А потом кролик закричал, громко заскрежетал зубами, когда его вздёрнуло рывком, но длилось это секунду, и вот уже его неспешно крутит, жуёт, перемалывает с хрустом и чавканьем, и разлетаются по воздуху кровавые бусы, смешанные с комками шерсти.
И всё кончилось.
Пока пространство разжимало хватку, разглаживалось и успокаивалось – выжидали. Потом ещё чуток выжидали. Алекс закурил, стараясь не показать, как его потряхивает. Вдруг кролика мало? Рассказывали, что «мясорубка», сожравшая кого-нибудь, временно теряет силу, словно завод пружины кончается, и можно смело двигаться дальше. Шухарт, осторожничая, как раз проверял это с помощью мышки. Жаль, осталась только одна. Он обвязал животное леской, погнал в опасном направлении (порядок!), после чего подтянул к себе извивающееся тельце и сказал коротко:
– За мной.
Пересекли площадку между корпусами, оставив памятник сбоку, и встали перед главным входом. Вот тебе и Приют, подумал Алекс, мечты идиота сбываются. Замок из «Лего» был неряшлив и неказист, строили явно на скорую руку. Вход был нараспашку – заходите, гости.
Шухарт опять пустил на пробу мышь. Перебежав порог, та успела одолеть пару футов, прежде чем растворилась в воздухе. Буквально! Исчезала не сразу, а частями, постепенно… И тогда в поле зрения появился мальчик.
Совершенно обыкновенный малыш, в рубашке, штанах до колен и сандалиях. Пересёк холл и подошёл к двери.
– Тринадцать лет назад вашей мыши не существовало, – произнёс он чрезвычайно вежливо. – А вы, уважаемые господа, уже существовали, так что не бойтесь, добро пожаловать.

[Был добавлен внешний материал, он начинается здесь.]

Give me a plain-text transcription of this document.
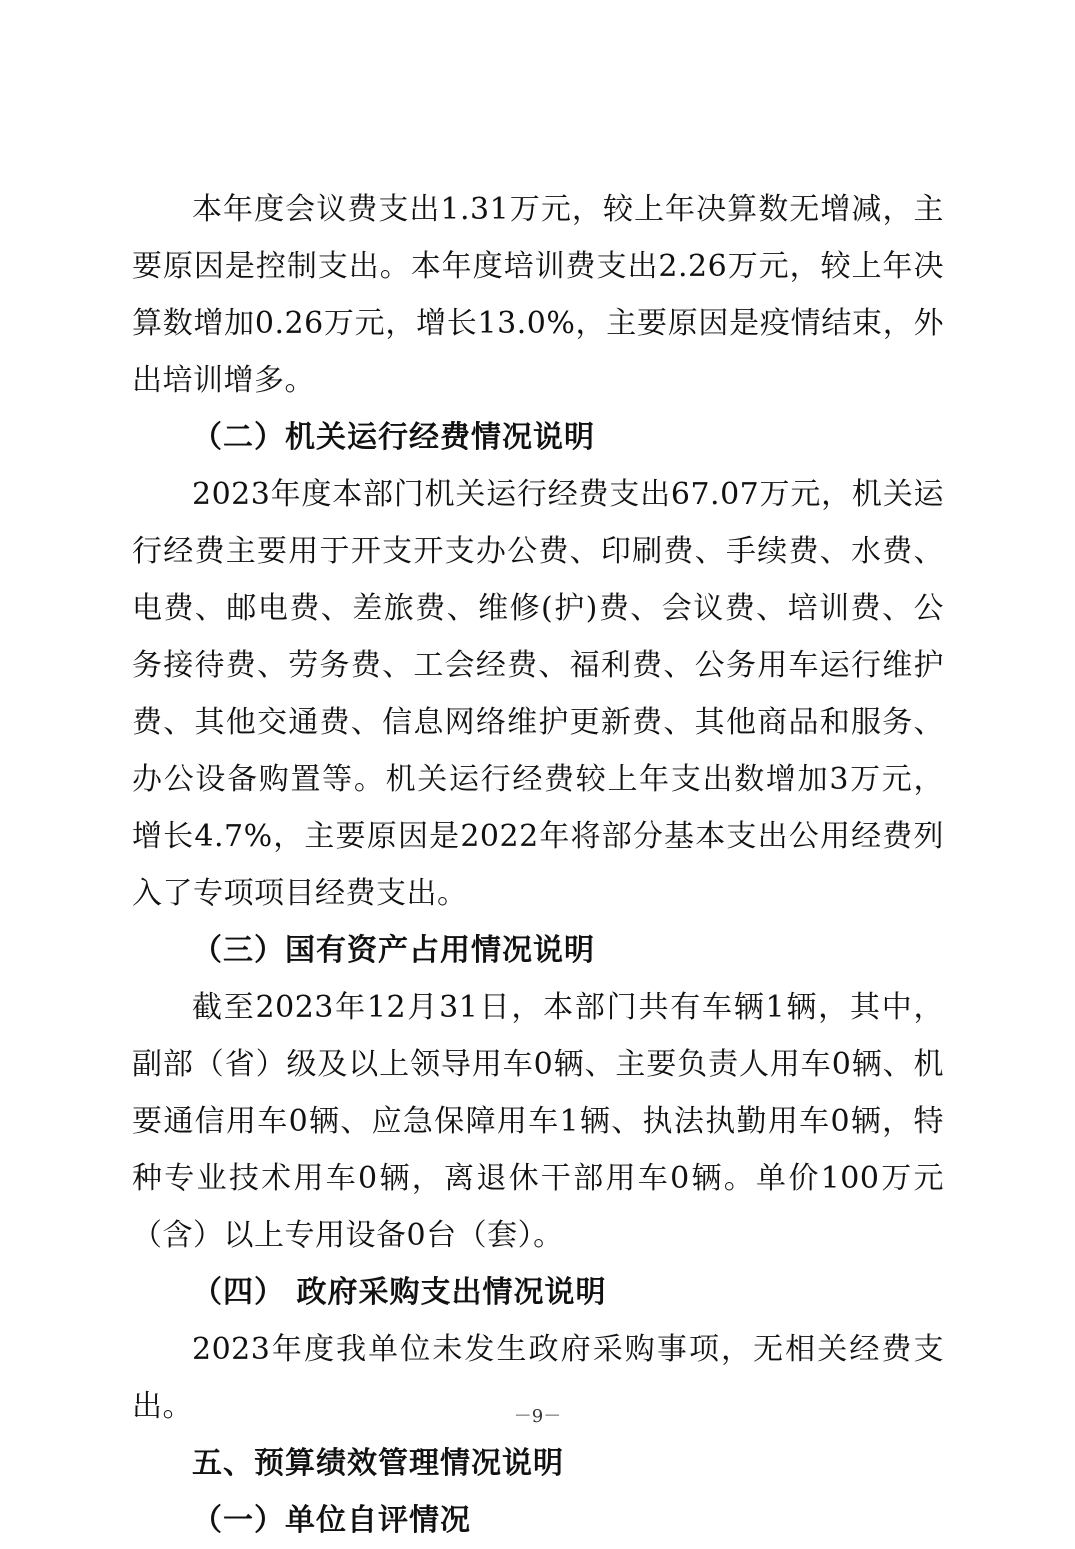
本年度会议费支出1.31万元，较上年决算数无增减，主要原因是控制支出。本年度培训费支出2.26万元，较上年决算数增加0.26万元，增长13.0%，主要原因是疫情结束，外出培训增多。

（二）机关运行经费情况说明

2023年度本部门机关运行经费支出67.07万元，机关运行经费主要用于开支开支办公费、印刷费、手续费、水费、电费、邮电费、差旅费、维修(护)费、会议费、培训费、公务接待费、劳务费、工会经费、福利费、公务用车运行维护费、其他交通费、信息网络维护更新费、其他商品和服务、办公设备购置等。机关运行经费较上年支出数增加3万元，增长4.7%，主要原因是2022年将部分基本支出公用经费列入了专项项目经费支出。

（三）国有资产占用情况说明

截至2023年12月31日，本部门共有车辆1辆，其中，副部（省）级及以上领导用车0辆、主要负责人用车0辆、机要通信用车0辆、应急保障用车1辆、执法执勤用车0辆，特种专业技术用车0辆，离退休干部用车0辆。单价100万元（含）以上专用设备0台（套）。

（四） 政府采购支出情况说明

2023年度我单位未发生政府采购事项，无相关经费支出。

五、预算绩效管理情况说明

（一）单位自评情况

－9－
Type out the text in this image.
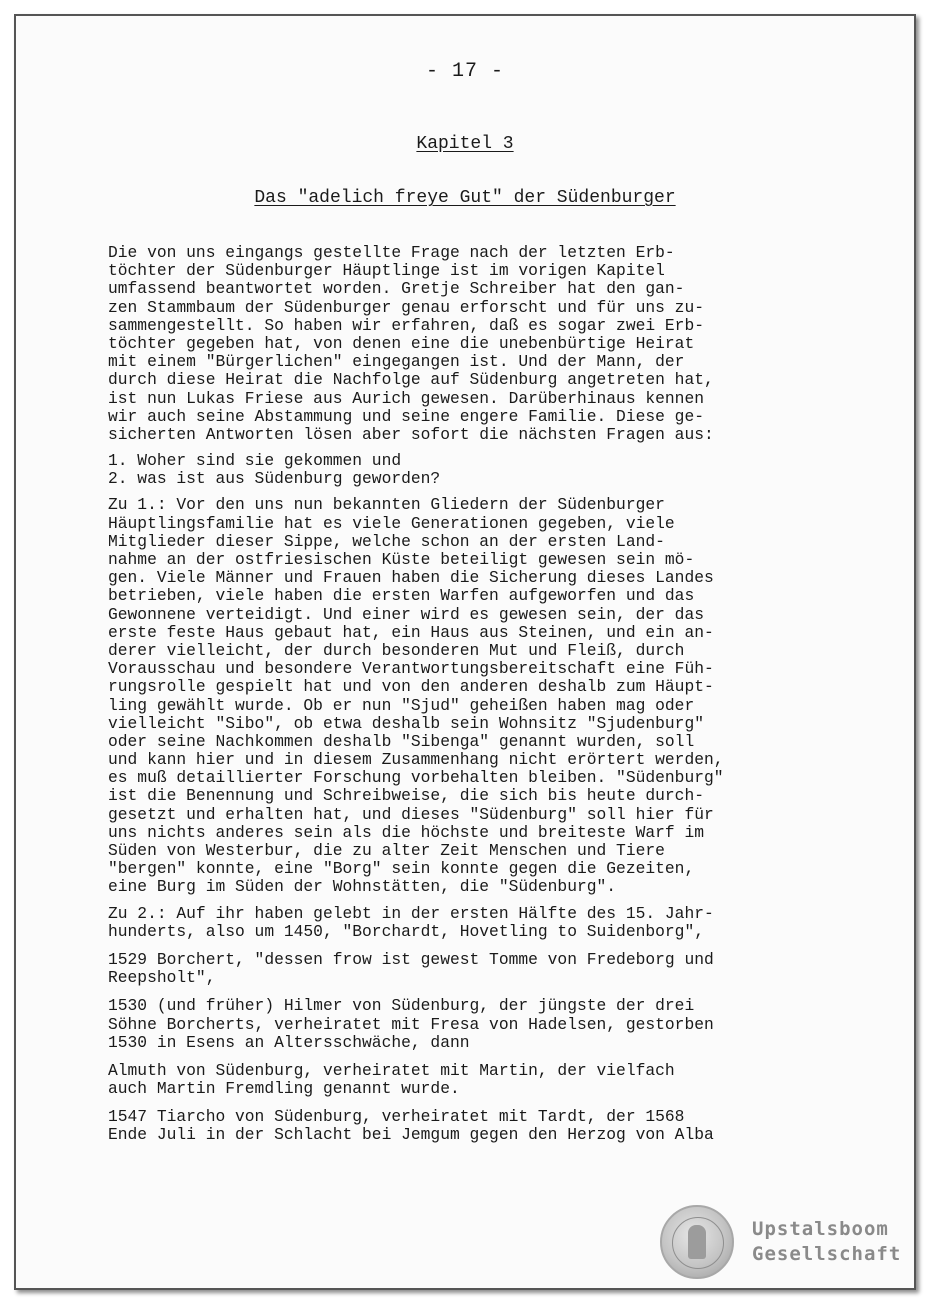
- 17 -
Kapitel 3
Das "adelich freye Gut" der Südenburger
Die von uns eingangs gestellte Frage nach der letzten Erb-
töchter der Südenburger Häuptlinge ist im vorigen Kapitel
umfassend beantwortet worden. Gretje Schreiber hat den gan-
zen Stammbaum der Südenburger genau erforscht und für uns zu-
sammengestellt. So haben wir erfahren, daß es sogar zwei Erb-
töchter gegeben hat, von denen eine die unebenbürtige Heirat
mit einem "Bürgerlichen" eingegangen ist. Und der Mann, der
durch diese Heirat die Nachfolge auf Südenburg angetreten hat,
ist nun Lukas Friese aus Aurich gewesen. Darüberhinaus kennen
wir auch seine Abstammung und seine engere Familie. Diese ge-
sicherten Antworten lösen aber sofort die nächsten Fragen aus:
1. Woher sind sie gekommen und
2. was ist aus Südenburg geworden?
Zu 1.: Vor den uns nun bekannten Gliedern der Südenburger
Häuptlingsfamilie hat es viele Generationen gegeben, viele
Mitglieder dieser Sippe, welche schon an der ersten Land-
nahme an der ostfriesischen Küste beteiligt gewesen sein mö-
gen. Viele Männer und Frauen haben die Sicherung dieses Landes
betrieben, viele haben die ersten Warfen aufgeworfen und das
Gewonnene verteidigt. Und einer wird es gewesen sein, der das
erste feste Haus gebaut hat, ein Haus aus Steinen, und ein an-
derer vielleicht, der durch besonderen Mut und Fleiß, durch
Vorausschau und besondere Verantwortungsbereitschaft eine Füh-
rungsrolle gespielt hat und von den anderen deshalb zum Häupt-
ling gewählt wurde. Ob er nun "Sjud" geheißen haben mag oder
vielleicht "Sibo", ob etwa deshalb sein Wohnsitz "Sjudenburg"
oder seine Nachkommen deshalb "Sibenga" genannt wurden, soll
und kann hier und in diesem Zusammenhang nicht erörtert werden,
es muß detaillierter Forschung vorbehalten bleiben. "Südenburg"
ist die Benennung und Schreibweise, die sich bis heute durch-
gesetzt und erhalten hat, und dieses "Südenburg" soll hier für
uns nichts anderes sein als die höchste und breiteste Warf im
Süden von Westerbur, die zu alter Zeit Menschen und Tiere
"bergen" konnte, eine "Borg" sein konnte gegen die Gezeiten,
eine Burg im Süden der Wohnstätten, die "Südenburg".
Zu 2.: Auf ihr haben gelebt in der ersten Hälfte des 15. Jahr-
hunderts, also um 1450, "Borchardt, Hovetling to Suidenborg",
1529 Borchert, "dessen frow ist gewest Tomme von Fredeborg und
Reepsholt",
1530 (und früher) Hilmer von Südenburg, der jüngste der drei
Söhne Borcherts, verheiratet mit Fresa von Hadelsen, gestorben
1530 in Esens an Altersschwäche, dann
Almuth von Südenburg, verheiratet mit Martin, der vielfach
auch Martin Fremdling genannt wurde.
1547 Tiarcho von Südenburg, verheiratet mit Tardt, der 1568
Ende Juli in der Schlacht bei Jemgum gegen den Herzog von Alba
Upstalsboom
Gesellschaft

– Борис! – завопил Алекс и бросился внутрь, потерявши рассудок.
Не верите? Я бы, ребятки мои, тоже не поверил, особенно тому, о чём пойдёт речь сейчас.
Мальчик оказался тем же самым, которого я видел в окне, что меня ничуть не удивило. Во-первых, это было логично, кроме того, в Зоне быстро отучаешься удивляться. Он же был на старой фотографии, показанной Холденом, то есть за этим милым чадом мы и шли. Другое странно: возле Приюта я чувствовал особенно остро, что за нами следят. Я даже мог сказать откуда – от клёна, где мы нашли второй знак. Вообще-то, когда я в Зоне, у меня в мозгу включается детектор на такие вещи, но сейчас было совсем не так. Я будто видел тех двоих, причём с высоты третьего этажа, из окна Приюта. Стою я, значит, в коридоре, возле торцевого окна, и ясно вижу, как две фигуры в спецкостюмах лежат в траве возле круговой скамейки и наблюдают в бинокли… Я помотал головой, сбрасывая наваждение.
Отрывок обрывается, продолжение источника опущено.